Brad Bender, VP, News Product Management, Google

Possible Solution to a Growing Rift?

The move follows calls from regulators all over the world who had been pushing to introduce legislation that would require tech giants such as Google to pay publishing firms and news agencies for reusing their content. For example, the Australian Competition and Consumer Commission on orders by Canberra was asked to develop a mandatory code that sees digital publishers share revenue generated from news. This was coupled with the EU’s reforms to its copyright laws contributed to the ongoing battle between the media firms and the tech companies over copyright. Last year, Google was fined 1.49 Billion Euros for violating European Union’s antitrust laws by the European Commission.

These deals show that Google is willing to negotiate directly with small publishers and that makes the work the ACCC is doing to frame a code of conduct that protects publishers in those negotiations more vital than ever. It must be made to negotiate on level terms with all genuine news publishers.

Michael Miller, Executive Chairman, News Corp Australia

The change in rules put added pressure on news aggregators like Google News as well as Facebook who had previously fended off the demands from news publishers to pay for distributing their work. Google has maintained that it has supported news publishers by directing users their way via search results. 
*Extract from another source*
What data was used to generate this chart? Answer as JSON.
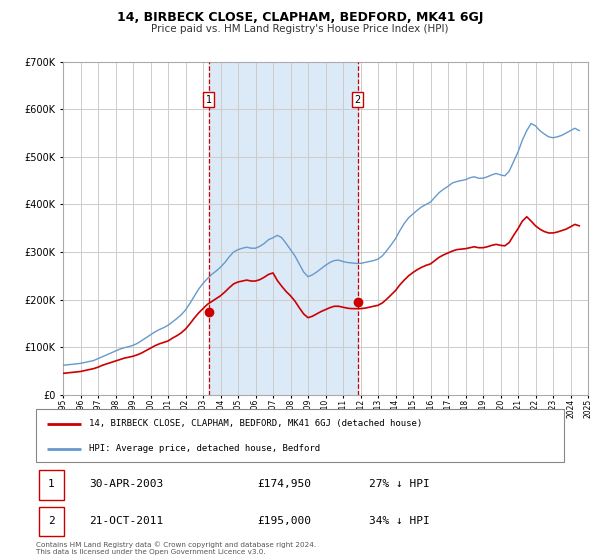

However, in recent times, regulators and publishers have sent clear signals to Google that it must do more to support the news industry and Google has been going great lengths to support them over the past few months.

Alongside other companies, governments and civic society organizations, we’re committed to playing our part to support news businesses.

Brad Bender, VP, News Product Management, Google

He added that Google is currently engaged in discussions with many more partners and plans on signing more in the coming months.